Cry for the Amazon

Laying in my tent. Camping in Cape Cod. A little bit ashamed about scrolling through my phone. I saw another headline about the burning Amazon. And how it will take hundreds of years for the rain forest to recover. My chest welled up. I wanted to cry. I said “not now” to myself. And I kept scrolling.

Then I paused. I paused long enough to notice the choice I had made. I paused long enough to wonder if it was too late. Could I come back to the headline and the heartache? Could I take advantage of the quiet of the morning and let myself cry for what we have already lost? It didn’t feel like I could. But I’m not sure that feeling held truth.

I’m a sunny side person. An optimist. I look for the light. I practice gratitude. I cultivate a positive stance.

But I don’t turn a blind eye to the darkness of our times. We are living through the sixth great extinction. Our political and economic systems are coming apart. The spoils of violent extraction are hoarded by a dismal few. And the Amazon is burning right now. There is a fire raging in our planet’s lungs

I have been slowly and carefully reading “The Wild Edge of Sorrow” by Francis Weller. It is a book about grief. Grief is the other side of love. All those who love will know grief. Grief can make us truly human. But ours is an adolescent culture. And we run away from grief.

When we don’t process our grief. When we don’t allow ourselves to feel it. To be broken down by it. We deprive ourselves of wisdom. The wisdom of the elders and ancestors. The wisdom that awaits us on the other side of sorrow. We are running from our grief. Or we are left to grief alone. And it is this cultural denial of grief that keeps us from the wisdom, the courage, the power that we need.

We must let ourselves cry for the Amazon. We need to allow ourselves to feel the grief of the species gone extinct. We have to feel the tears of a melting glacier. And sense the loss of a starless sky.

This separation is breaking our hearts.

Fear will always fall short. And anger will never be enough. One is paralyzing. The other leads to senseless action.

We must allow our hearts to break.

Let us not forget the plight of our ancestors. The flows of love and grief that got us here. The way we were prayed into being by those who had nothing left but tears.

Grief is terrifying. It makes us feel so alone. We fear drowning in it. And it always feels like forever. But every wise person you know. Every compassionate person you know.

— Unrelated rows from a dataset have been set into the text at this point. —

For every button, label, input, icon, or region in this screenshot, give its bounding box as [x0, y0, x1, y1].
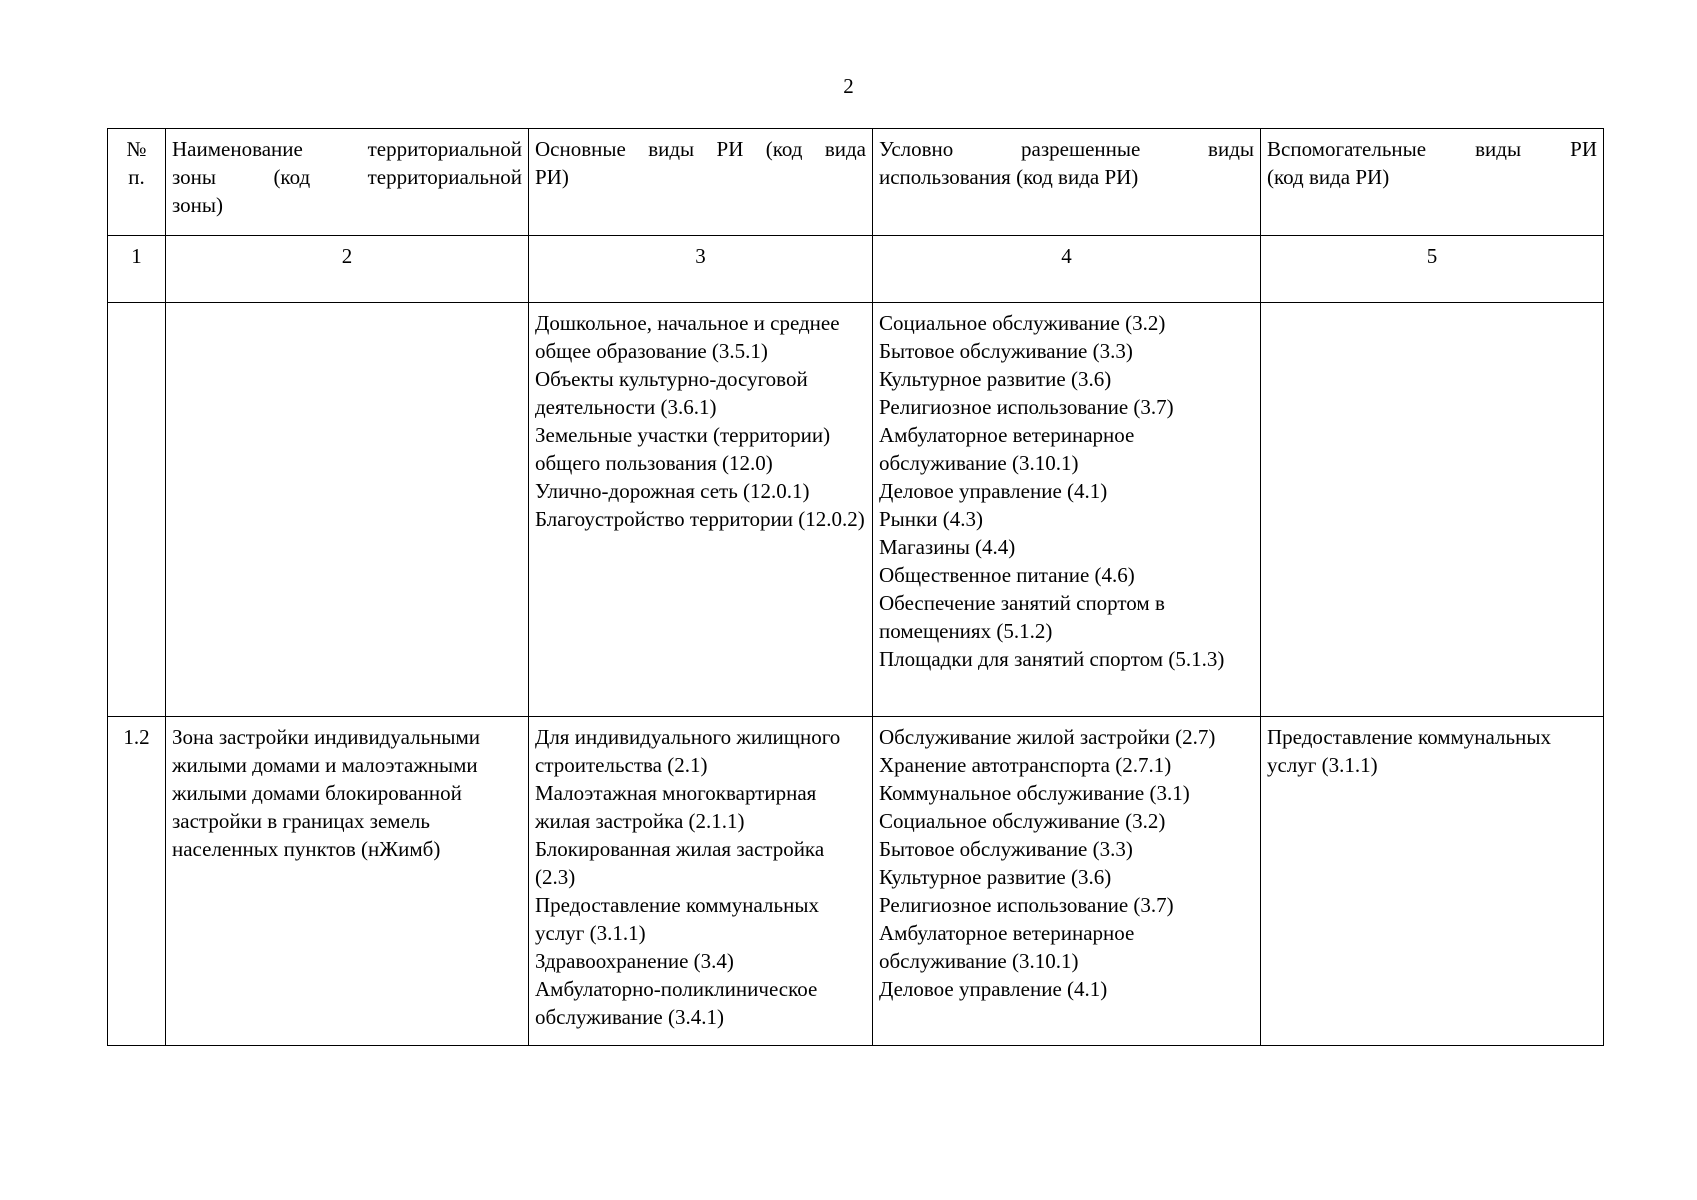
- header-auxiliary-line: Вспомогательные виды РИ: [1267, 137, 1597, 161]
- use-item: Благоустройство территории (12.0.2): [535, 507, 865, 531]
- use-item: Амбулаторное ветеринарное обслуживание (3.10.1): [879, 423, 1135, 475]
- use-item: Здравоохранение (3.4): [535, 949, 734, 973]
- header-auxiliary-line: (код вида РИ): [1267, 165, 1390, 189]
- use-item: Предоставление коммунальных услуг (3.1.1): [1267, 725, 1551, 777]
- row-number: [108, 303, 166, 717]
- auxiliary-uses-cell: [1261, 717, 1604, 1046]
- main-uses-cell: [529, 717, 873, 1046]
- header-zone-line: зоны (код территориальной: [172, 165, 522, 189]
- header-conditional-line: использования (код вида РИ): [879, 165, 1139, 189]
- header-number-line: №: [126, 137, 147, 161]
- header-main-line: Основные виды РИ (код вида: [535, 137, 866, 161]
- main-uses-cell: [529, 303, 873, 717]
- column-number: 4: [873, 236, 1261, 303]
- use-item: Малоэтажная многоквартирная жилая застройка (2.1.1): [535, 781, 817, 833]
- row-number: 1.2: [108, 717, 166, 1046]
- column-number: 3: [529, 236, 873, 303]
- header-number-line: п.: [128, 165, 145, 189]
- table-row: [108, 303, 1604, 717]
- header-main-uses: [529, 129, 873, 236]
- use-item: Общественное питание (4.6): [879, 563, 1135, 587]
- conditional-uses-cell: [873, 303, 1261, 717]
- header-zone-line: зоны): [172, 193, 224, 217]
- use-item: Деловое управление (4.1): [879, 977, 1108, 1001]
- page-number: 2: [843, 74, 854, 98]
- auxiliary-uses-cell: [1261, 303, 1604, 717]
- column-number: 1: [108, 236, 166, 303]
- header-main-line: РИ): [535, 165, 569, 189]
- column-number: 5: [1261, 236, 1604, 303]
- use-item: Социальное обслуживание (3.2): [879, 311, 1166, 335]
- use-item: Магазины (4.4): [879, 535, 1016, 559]
- header-zone-line: Наименование территориальной: [172, 137, 522, 161]
- use-item: Рынки (4.3): [879, 507, 983, 531]
- header-conditional-line: Условно разрешенные виды: [879, 137, 1254, 161]
- use-item: Культурное развитие (3.6): [879, 865, 1112, 889]
- header-number: [108, 129, 166, 236]
- use-item: Религиозное использование (3.7): [879, 395, 1174, 419]
- use-item: Религиозное использование (3.7): [879, 893, 1174, 917]
- use-item: Дошкольное, начальное и среднее общее образование (3.5.1): [535, 311, 840, 363]
- use-item: Улично-дорожная сеть (12.0.1): [535, 479, 810, 503]
- use-item: Культурное развитие (3.6): [879, 367, 1112, 391]
- use-item: Деловое управление (4.1): [879, 479, 1108, 503]
- column-number-row: [108, 236, 1604, 303]
- use-item: Амбулаторно-поликлиническое обслуживание (3.4.1): [535, 977, 818, 1029]
- use-item: Бытовое обслуживание (3.3): [879, 339, 1133, 363]
- table-row: [108, 717, 1604, 1046]
- zone-name: [166, 303, 529, 717]
- use-item: Площадки для занятий спортом (5.1.3): [879, 647, 1225, 671]
- column-number: 2: [166, 236, 529, 303]
- use-item: Коммунальное обслуживание (3.1): [879, 781, 1190, 805]
- use-item: Социальное обслуживание (3.2): [879, 809, 1166, 833]
- use-item: Обеспечение занятий спортом в помещениях (5.1.2): [879, 591, 1165, 643]
- use-item: Обслуживание жилой застройки (2.7): [879, 725, 1216, 749]
- conditional-uses-cell: [873, 717, 1261, 1046]
- header-row: [108, 129, 1604, 236]
- zone-name: Зона застройки индивидуальными жилыми домами и малоэтажными жилыми домами блокированной застройки в границах земель населенных пунктов (нЖимб): [166, 717, 529, 1046]
- use-item: Амбулаторное ветеринарное обслуживание (3.10.1): [879, 921, 1135, 973]
- header-auxiliary-uses: [1261, 129, 1604, 236]
- use-item: Земельные участки (территории) общего пользования (12.0): [535, 423, 831, 475]
- use-item: Бытовое обслуживание (3.3): [879, 837, 1133, 861]
- use-item: Хранение автотранспорта (2.7.1): [879, 753, 1172, 777]
- use-item: Объекты культурно-досуговой деятельности (3.6.1): [535, 367, 808, 419]
- use-item: Предоставление коммунальных услуг (3.1.1): [535, 893, 819, 945]
- header-zone-name: [166, 129, 529, 236]
- header-conditional-uses: [873, 129, 1261, 236]
- zones-table: [107, 128, 1604, 1046]
- use-item: Для индивидуального жилищного строительства (2.1): [535, 725, 841, 777]
- use-item: Блокированная жилая застройка (2.3): [535, 837, 825, 889]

Every person that you’ve met that walks firmly upon this earth. This is a person that has lived through the pain of grief.

In “Braiding Sweetgrass,” Robin Wall Kimmerer says that we have to move from love for the world, to deep grief, to greater love for all life.

Because all of life is interconnected. This is the most sacred understanding that is held by the ancestors. We have forgotten this sacred wisdom. And we are left with separation. Radical individuation. Compartmentalizations and atomization.

The things that lead to extinction.

Bare witness to the fires that are consuming the land. Notice all that has been lost. Allow yourself to feel grief. Reclaim your birthright. Cry with others. These are not times to be alone. Gathers rituals for the grief. Come to the fire. Sing songs together. Tell stories. Hold each other.

Trust that you will find new laughter.

Life is everything together. We must act. Take down governments. Globalize a Green New Deal. Reject accumulation and extraction. Take to streets. Dream something new into being.

But all of it. All that is good in it. Anything lasting that will be born of it. Will come from songs sung around the fire. It will come from people holding each other through our tears for what is already lost. And for the loss that is coming.

Let yourself cry for the Amazon. Let’s find our wisdom together.